The Federal Trade Commission said today in a statement that two laptops, one containing personal information of 110 people, were stolen from a locked car.
Some of the confidential data included names, addresses, Social Security numbers, birth dates and financial account numbers of defendants in current and past FTC cases.
In the statement, the FTC downplayed the possibility of identity theft.
"The FTC has no reason to believe the information on the laptops, as opposed to the laptops themselves, was the target of the theft," the statement said. "In addition, the stolen laptops were password protected and the personal information was a very small part of several thousand files contained in one of the laptops."
Letters, which will describe what personal information was stolen and ways to protect against identity theft, are being sent to affected individuals, the statement said. The FTC has agreed to offer one year of free credit monitoring.
The agency’s inspector general is investigating the theft. Police, the FBI and the Department of Homeland Security were notified.
This is the third time in less than two months that the personal records belonging to a federal government agency were placed at risk for identity theft.

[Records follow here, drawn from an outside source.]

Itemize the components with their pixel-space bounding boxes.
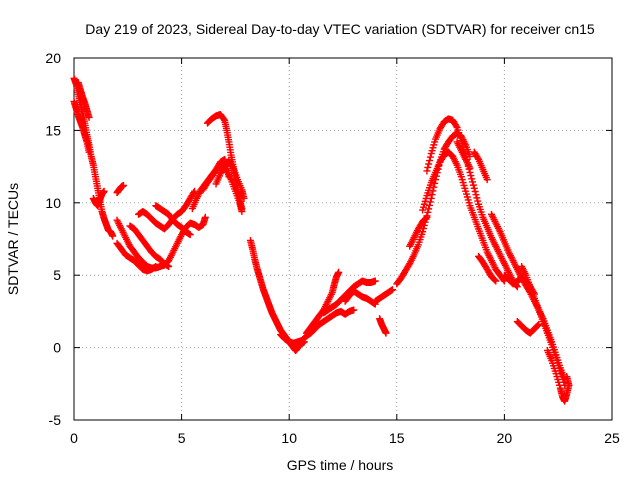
series-track-u xyxy=(371,286,396,305)
series-track-o xyxy=(246,236,308,354)
data-point xyxy=(388,286,396,294)
series-track-t xyxy=(376,315,390,337)
series-track-j xyxy=(152,202,194,239)
data-point xyxy=(425,205,433,213)
x-tick-label: 5 xyxy=(178,430,186,446)
y-tick-label: 5 xyxy=(53,267,61,283)
data-point xyxy=(535,320,543,328)
series-track-y xyxy=(406,213,431,250)
data-point xyxy=(419,228,427,236)
data-point xyxy=(469,181,477,189)
data-point xyxy=(85,148,93,156)
series-track-aa xyxy=(470,148,491,184)
data-points xyxy=(70,74,573,405)
data-point xyxy=(109,232,117,240)
data-point xyxy=(371,277,379,285)
data-point xyxy=(424,208,432,216)
series-track-l xyxy=(203,110,246,213)
data-point xyxy=(471,188,479,196)
x-tick-label: 15 xyxy=(389,430,405,446)
data-point xyxy=(423,167,431,175)
x-axis-label: GPS time / hours xyxy=(287,457,394,473)
data-point xyxy=(466,164,474,172)
series-track-af xyxy=(513,318,543,337)
data-point xyxy=(228,163,236,171)
series-track-h xyxy=(126,222,173,271)
data-point xyxy=(428,191,436,199)
data-point xyxy=(238,205,246,213)
series-track-z xyxy=(453,138,474,172)
x-tick-label: 20 xyxy=(497,430,513,446)
data-point xyxy=(426,153,434,161)
data-point xyxy=(201,213,209,221)
y-tick-label: 0 xyxy=(53,340,61,356)
data-point xyxy=(534,321,542,329)
data-point xyxy=(452,122,460,130)
x-axis-ticks: 0 5 10 15 20 25 xyxy=(70,58,620,446)
data-point xyxy=(469,178,477,186)
y-tick-label: -5 xyxy=(49,412,62,428)
data-point xyxy=(186,231,194,239)
data-point xyxy=(85,113,93,121)
x-tick-label: 10 xyxy=(281,430,297,446)
data-point xyxy=(468,175,476,183)
series-track-ae xyxy=(518,263,569,389)
data-point xyxy=(335,268,343,276)
data-point xyxy=(470,184,478,192)
grid xyxy=(74,58,612,420)
data-point xyxy=(165,263,173,271)
data-point xyxy=(350,306,358,314)
series-track-x xyxy=(419,148,508,285)
series-track-q xyxy=(302,268,343,337)
y-axis-label: SDTVAR / TECUs xyxy=(5,183,21,295)
data-point xyxy=(563,373,571,381)
chart-title: Day 219 of 2023, Sidereal Day-to-day VTE… xyxy=(85,21,595,37)
series-track-v xyxy=(393,129,474,288)
data-point xyxy=(425,160,433,168)
y-tick-label: 20 xyxy=(45,50,61,66)
data-point xyxy=(473,194,481,202)
data-point xyxy=(491,276,499,284)
data-point xyxy=(220,115,228,123)
data-point xyxy=(426,201,434,209)
data-point xyxy=(100,187,108,195)
x-tick-label: 25 xyxy=(604,430,620,446)
data-point xyxy=(426,157,434,165)
data-point xyxy=(152,263,160,271)
series-track-p xyxy=(277,306,358,347)
data-point xyxy=(422,214,430,222)
data-point xyxy=(382,329,390,337)
data-point xyxy=(474,197,482,205)
series-track-ag xyxy=(543,346,573,405)
y-axis-ticks: -5 0 5 10 15 20 xyxy=(45,50,612,428)
y-tick-label: 15 xyxy=(45,122,61,138)
data-point xyxy=(457,137,465,145)
series-track-n xyxy=(212,157,248,202)
data-point xyxy=(225,173,233,181)
data-point xyxy=(483,176,491,184)
data-point xyxy=(423,213,431,221)
data-point xyxy=(424,163,432,171)
series-track-ab xyxy=(475,252,500,285)
series-track-f xyxy=(113,213,209,272)
y-tick-label: 10 xyxy=(45,195,61,211)
series-track-a xyxy=(70,74,117,240)
series-track-c xyxy=(74,79,93,121)
x-tick-label: 0 xyxy=(70,430,78,446)
series-track-e xyxy=(113,181,127,197)
series-track-s xyxy=(341,287,379,308)
series-track-g xyxy=(113,239,160,275)
data-point xyxy=(467,172,475,180)
data-point xyxy=(119,181,127,189)
data-point xyxy=(492,277,500,285)
data-point xyxy=(240,194,248,202)
data-point xyxy=(472,191,480,199)
series-track-b xyxy=(70,97,93,156)
plot-frame xyxy=(73,57,613,421)
series-track-d xyxy=(89,187,108,210)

A hacker obtained data belonging to the federal Department of Energy’s nuclear weapons agency last year, stealing the names and Social Security numbers of 1,500 department employees.
The data theft occurred at a National Nuclear Security Administration (NNSA) system in Albuquerque, N.M., according to numerous published reports. None of the victims were notified.
That followed the breach of millions of current and former U.S. Armed Forced members.
A computer containing the data of 17.5 million victims was stolen from an employee’s home May 3 in Virginia. The VA has said the employee violated department policy when he left the office with the laptop.